L’innovation frugale s’inspire du terme hindi « jugaad », qui désigne une façon ingénieuse de trouver des solutions efficaces et abordables dans des conditions difficiles. Cet état d’esprit est adopté par des millions d’entrepreneurs dans les pays émergents qui développent des solutions créatives et avec des ressources très limitées. Le jugaad, c’est l’esprit futé, la débrouillardise.
Pourquoi les entreprises occidentales en ont-elles besoin ?
Elles doivent comprendre qu’il n’est pas nécessaire d’avoir d’immenses budgets en recherche et développement pour innover plus vite, mieux et à moindre coût.
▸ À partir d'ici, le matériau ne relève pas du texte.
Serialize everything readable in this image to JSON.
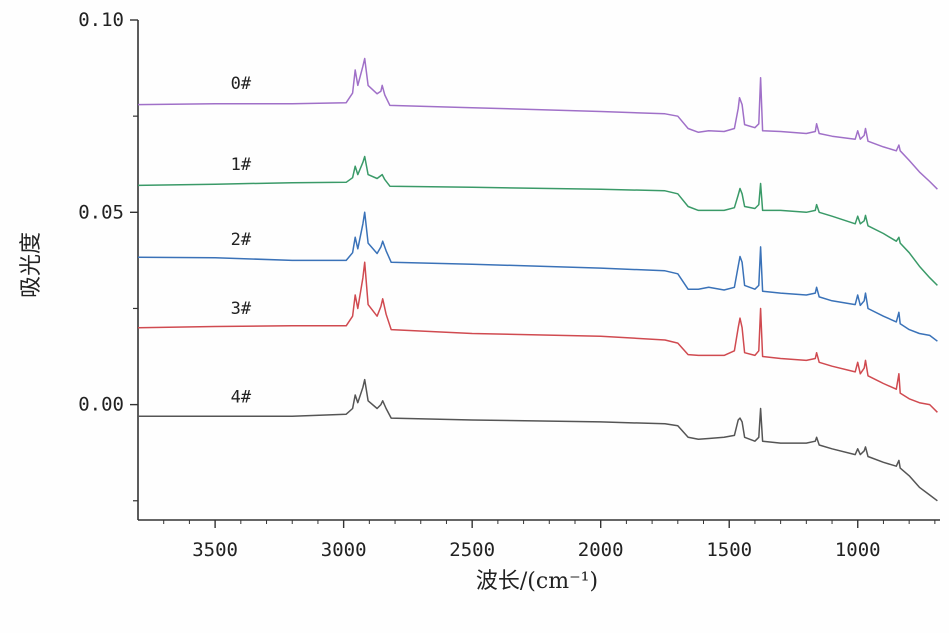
{
  "chart_data": {
    "type": "line",
    "xlabel": "波长/(cm⁻¹)",
    "ylabel": "吸光度",
    "xlim": [
      3800,
      680
    ],
    "ylim": [
      -0.03,
      0.1
    ],
    "x_reversed": true,
    "grid": false,
    "x_ticks": [
      3500,
      3000,
      2500,
      2000,
      1500,
      1000
    ],
    "x_tick_labels": [
      "3500",
      "3000",
      "2500",
      "2000",
      "1500",
      "1000"
    ],
    "y_ticks": [
      0.0,
      0.05,
      0.1
    ],
    "y_tick_labels": [
      "0.00",
      "0.05",
      "0.10"
    ],
    "series": [
      {
        "name": "0#",
        "color": "#a070c8",
        "baseline": 0.078,
        "label_position": [
          3400,
          0.082
        ],
        "points": [
          [
            3800,
            0.078
          ],
          [
            3500,
            0.0782
          ],
          [
            3200,
            0.0782
          ],
          [
            2990,
            0.0785
          ],
          [
            2965,
            0.081
          ],
          [
            2955,
            0.087
          ],
          [
            2945,
            0.083
          ],
          [
            2925,
            0.088
          ],
          [
            2918,
            0.09
          ],
          [
            2905,
            0.083
          ],
          [
            2870,
            0.0808
          ],
          [
            2855,
            0.0815
          ],
          [
            2850,
            0.083
          ],
          [
            2840,
            0.0805
          ],
          [
            2820,
            0.0778
          ],
          [
            2500,
            0.0772
          ],
          [
            2000,
            0.0762
          ],
          [
            1750,
            0.0756
          ],
          [
            1700,
            0.075
          ],
          [
            1660,
            0.0718
          ],
          [
            1620,
            0.0708
          ],
          [
            1580,
            0.0712
          ],
          [
            1520,
            0.071
          ],
          [
            1480,
            0.0718
          ],
          [
            1465,
            0.077
          ],
          [
            1460,
            0.0798
          ],
          [
            1450,
            0.078
          ],
          [
            1440,
            0.0728
          ],
          [
            1400,
            0.072
          ],
          [
            1385,
            0.073
          ],
          [
            1378,
            0.085
          ],
          [
            1370,
            0.0712
          ],
          [
            1300,
            0.071
          ],
          [
            1200,
            0.0705
          ],
          [
            1165,
            0.071
          ],
          [
            1160,
            0.073
          ],
          [
            1150,
            0.0705
          ],
          [
            1100,
            0.0698
          ],
          [
            1010,
            0.069
          ],
          [
            1000,
            0.0712
          ],
          [
            990,
            0.069
          ],
          [
            975,
            0.07
          ],
          [
            970,
            0.0718
          ],
          [
            960,
            0.0685
          ],
          [
            900,
            0.067
          ],
          [
            850,
            0.066
          ],
          [
            840,
            0.0675
          ],
          [
            835,
            0.066
          ],
          [
            800,
            0.0635
          ],
          [
            760,
            0.0605
          ],
          [
            720,
            0.058
          ],
          [
            690,
            0.056
          ]
        ]
      },
      {
        "name": "1#",
        "color": "#3a9a68",
        "baseline": 0.057,
        "label_position": [
          3400,
          0.061
        ],
        "points": [
          [
            3800,
            0.057
          ],
          [
            3500,
            0.0573
          ],
          [
            3200,
            0.0577
          ],
          [
            2990,
            0.0578
          ],
          [
            2965,
            0.059
          ],
          [
            2955,
            0.062
          ],
          [
            2945,
            0.0598
          ],
          [
            2925,
            0.063
          ],
          [
            2918,
            0.0645
          ],
          [
            2905,
            0.0598
          ],
          [
            2870,
            0.0588
          ],
          [
            2850,
            0.0598
          ],
          [
            2840,
            0.0585
          ],
          [
            2820,
            0.0568
          ],
          [
            2500,
            0.0565
          ],
          [
            2000,
            0.056
          ],
          [
            1750,
            0.0556
          ],
          [
            1700,
            0.0548
          ],
          [
            1660,
            0.0515
          ],
          [
            1620,
            0.0505
          ],
          [
            1580,
            0.0505
          ],
          [
            1520,
            0.0505
          ],
          [
            1480,
            0.0512
          ],
          [
            1465,
            0.0545
          ],
          [
            1458,
            0.0562
          ],
          [
            1450,
            0.0548
          ],
          [
            1440,
            0.0515
          ],
          [
            1400,
            0.051
          ],
          [
            1385,
            0.052
          ],
          [
            1378,
            0.0575
          ],
          [
            1370,
            0.0505
          ],
          [
            1300,
            0.0505
          ],
          [
            1200,
            0.05
          ],
          [
            1165,
            0.0505
          ],
          [
            1160,
            0.052
          ],
          [
            1150,
            0.05
          ],
          [
            1100,
            0.049
          ],
          [
            1010,
            0.047
          ],
          [
            1000,
            0.049
          ],
          [
            990,
            0.047
          ],
          [
            975,
            0.0478
          ],
          [
            970,
            0.0492
          ],
          [
            960,
            0.0465
          ],
          [
            900,
            0.0445
          ],
          [
            850,
            0.0425
          ],
          [
            840,
            0.0435
          ],
          [
            835,
            0.042
          ],
          [
            800,
            0.0395
          ],
          [
            760,
            0.036
          ],
          [
            720,
            0.033
          ],
          [
            690,
            0.031
          ]
        ]
      },
      {
        "name": "2#",
        "color": "#3a72b8",
        "baseline": 0.038,
        "label_position": [
          3400,
          0.0415
        ],
        "points": [
          [
            3800,
            0.0383
          ],
          [
            3500,
            0.0382
          ],
          [
            3200,
            0.0375
          ],
          [
            2990,
            0.0375
          ],
          [
            2965,
            0.0395
          ],
          [
            2955,
            0.0435
          ],
          [
            2945,
            0.0405
          ],
          [
            2925,
            0.047
          ],
          [
            2918,
            0.05
          ],
          [
            2905,
            0.042
          ],
          [
            2870,
            0.0393
          ],
          [
            2855,
            0.041
          ],
          [
            2848,
            0.0425
          ],
          [
            2835,
            0.04
          ],
          [
            2815,
            0.037
          ],
          [
            2500,
            0.0365
          ],
          [
            2000,
            0.0355
          ],
          [
            1750,
            0.0348
          ],
          [
            1700,
            0.034
          ],
          [
            1660,
            0.03
          ],
          [
            1620,
            0.03
          ],
          [
            1580,
            0.0305
          ],
          [
            1520,
            0.0298
          ],
          [
            1480,
            0.0305
          ],
          [
            1465,
            0.036
          ],
          [
            1458,
            0.0385
          ],
          [
            1450,
            0.037
          ],
          [
            1440,
            0.031
          ],
          [
            1400,
            0.03
          ],
          [
            1385,
            0.031
          ],
          [
            1378,
            0.041
          ],
          [
            1370,
            0.0295
          ],
          [
            1300,
            0.029
          ],
          [
            1200,
            0.0285
          ],
          [
            1165,
            0.029
          ],
          [
            1160,
            0.0305
          ],
          [
            1150,
            0.028
          ],
          [
            1100,
            0.027
          ],
          [
            1010,
            0.026
          ],
          [
            1000,
            0.0285
          ],
          [
            990,
            0.0258
          ],
          [
            975,
            0.027
          ],
          [
            970,
            0.029
          ],
          [
            960,
            0.025
          ],
          [
            900,
            0.023
          ],
          [
            850,
            0.0215
          ],
          [
            840,
            0.024
          ],
          [
            835,
            0.021
          ],
          [
            800,
            0.0195
          ],
          [
            760,
            0.0185
          ],
          [
            720,
            0.018
          ],
          [
            690,
            0.0165
          ]
        ]
      },
      {
        "name": "3#",
        "color": "#d04a50",
        "baseline": 0.02,
        "label_position": [
          3400,
          0.0235
        ],
        "points": [
          [
            3800,
            0.02
          ],
          [
            3500,
            0.0203
          ],
          [
            3200,
            0.0205
          ],
          [
            2990,
            0.0205
          ],
          [
            2965,
            0.023
          ],
          [
            2955,
            0.0285
          ],
          [
            2945,
            0.025
          ],
          [
            2925,
            0.033
          ],
          [
            2918,
            0.037
          ],
          [
            2905,
            0.026
          ],
          [
            2870,
            0.023
          ],
          [
            2855,
            0.0255
          ],
          [
            2848,
            0.0275
          ],
          [
            2835,
            0.0235
          ],
          [
            2815,
            0.0195
          ],
          [
            2500,
            0.0185
          ],
          [
            2000,
            0.0178
          ],
          [
            1750,
            0.0168
          ],
          [
            1700,
            0.016
          ],
          [
            1660,
            0.013
          ],
          [
            1620,
            0.0128
          ],
          [
            1580,
            0.0128
          ],
          [
            1520,
            0.0128
          ],
          [
            1480,
            0.014
          ],
          [
            1465,
            0.02
          ],
          [
            1458,
            0.0225
          ],
          [
            1450,
            0.02
          ],
          [
            1440,
            0.0135
          ],
          [
            1400,
            0.0128
          ],
          [
            1385,
            0.014
          ],
          [
            1378,
            0.025
          ],
          [
            1370,
            0.0125
          ],
          [
            1300,
            0.012
          ],
          [
            1200,
            0.0115
          ],
          [
            1165,
            0.012
          ],
          [
            1160,
            0.0135
          ],
          [
            1150,
            0.011
          ],
          [
            1100,
            0.01
          ],
          [
            1010,
            0.0085
          ],
          [
            1000,
            0.011
          ],
          [
            990,
            0.008
          ],
          [
            975,
            0.0095
          ],
          [
            970,
            0.0115
          ],
          [
            960,
            0.0075
          ],
          [
            900,
            0.0055
          ],
          [
            850,
            0.004
          ],
          [
            840,
            0.008
          ],
          [
            835,
            0.003
          ],
          [
            800,
            0.0015
          ],
          [
            760,
            0.0005
          ],
          [
            720,
            0.0
          ],
          [
            690,
            -0.002
          ]
        ]
      },
      {
        "name": "4#",
        "color": "#555555",
        "baseline": -0.003,
        "label_position": [
          3400,
          0.0005
        ],
        "points": [
          [
            3800,
            -0.003
          ],
          [
            3500,
            -0.003
          ],
          [
            3200,
            -0.003
          ],
          [
            2990,
            -0.0025
          ],
          [
            2965,
            -0.001
          ],
          [
            2955,
            0.0025
          ],
          [
            2945,
            0.0005
          ],
          [
            2925,
            0.0045
          ],
          [
            2918,
            0.0065
          ],
          [
            2905,
            0.001
          ],
          [
            2870,
            -0.001
          ],
          [
            2855,
            0.0
          ],
          [
            2848,
            0.001
          ],
          [
            2835,
            -0.001
          ],
          [
            2815,
            -0.0035
          ],
          [
            2500,
            -0.004
          ],
          [
            2000,
            -0.0045
          ],
          [
            1750,
            -0.005
          ],
          [
            1700,
            -0.0055
          ],
          [
            1660,
            -0.0085
          ],
          [
            1620,
            -0.009
          ],
          [
            1580,
            -0.0088
          ],
          [
            1520,
            -0.0085
          ],
          [
            1480,
            -0.008
          ],
          [
            1465,
            -0.004
          ],
          [
            1458,
            -0.0035
          ],
          [
            1450,
            -0.0045
          ],
          [
            1440,
            -0.0085
          ],
          [
            1400,
            -0.0095
          ],
          [
            1385,
            -0.0085
          ],
          [
            1378,
            -0.001
          ],
          [
            1370,
            -0.0095
          ],
          [
            1300,
            -0.01
          ],
          [
            1200,
            -0.01
          ],
          [
            1165,
            -0.0095
          ],
          [
            1160,
            -0.0085
          ],
          [
            1150,
            -0.0105
          ],
          [
            1100,
            -0.0115
          ],
          [
            1010,
            -0.013
          ],
          [
            1000,
            -0.0115
          ],
          [
            990,
            -0.013
          ],
          [
            975,
            -0.012
          ],
          [
            970,
            -0.011
          ],
          [
            960,
            -0.0135
          ],
          [
            900,
            -0.015
          ],
          [
            850,
            -0.016
          ],
          [
            840,
            -0.0145
          ],
          [
            835,
            -0.0165
          ],
          [
            800,
            -0.0185
          ],
          [
            760,
            -0.0215
          ],
          [
            720,
            -0.0235
          ],
          [
            690,
            -0.025
          ]
        ]
      }
    ]
  }
}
Elles associent trop souvent qualité et complexité. Pourtant, il est possible d’intégrer la pensée jugaad dans tous les secteurs, même celui des hautes technologies.
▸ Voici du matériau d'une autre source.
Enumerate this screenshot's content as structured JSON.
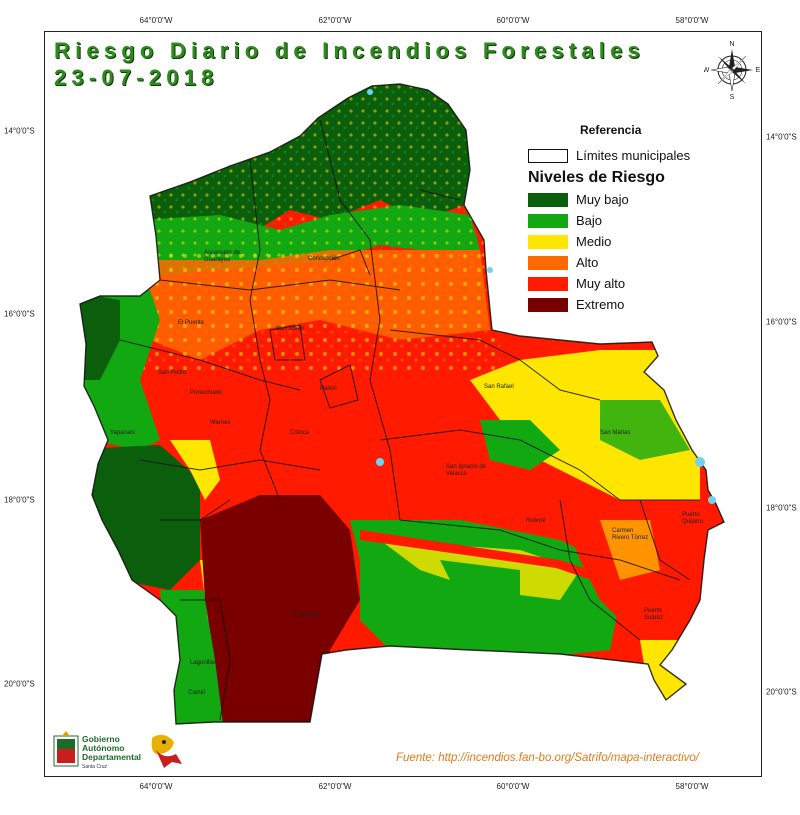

À titre d’exemple, l’Inde a lancé en novembre dernier sa sonde vers la planète Mars, qui a été développée en quelques mois avec 69 millions de dollars. C’est trois fois plus rapide et dix fois moins cher que le projet similaire de la NASA (Agence spatiale américaine).
L’ingéniosité frugale ne se limite pas à développer un bien ou un service au plus faible coût ; le but est de trouver le bon équilibre entre abordabilité et qualité. En anglais, on parle de « smart cost » et non de « low cost ».
Vous conseillez des entreprises sur l’innovation frugale. Quels grands groupes ont déjà adopté cet état d’esprit ?
Je travaille souvent avec le groupe automobile Renault-Nissan. En collaborant avec des ingénieurs en Roumanie habitués de faire plus avec moins, ils ont conçu une nouvelle voiture bas de gamme, la Logan.
Elle a connu un immense succès dans plusieurs pays émergents, où des millions de personnes n’ont pas encore d’automobile. Mais elle a aussi séduit beaucoup de consommateurs dans les pays matures en Europe.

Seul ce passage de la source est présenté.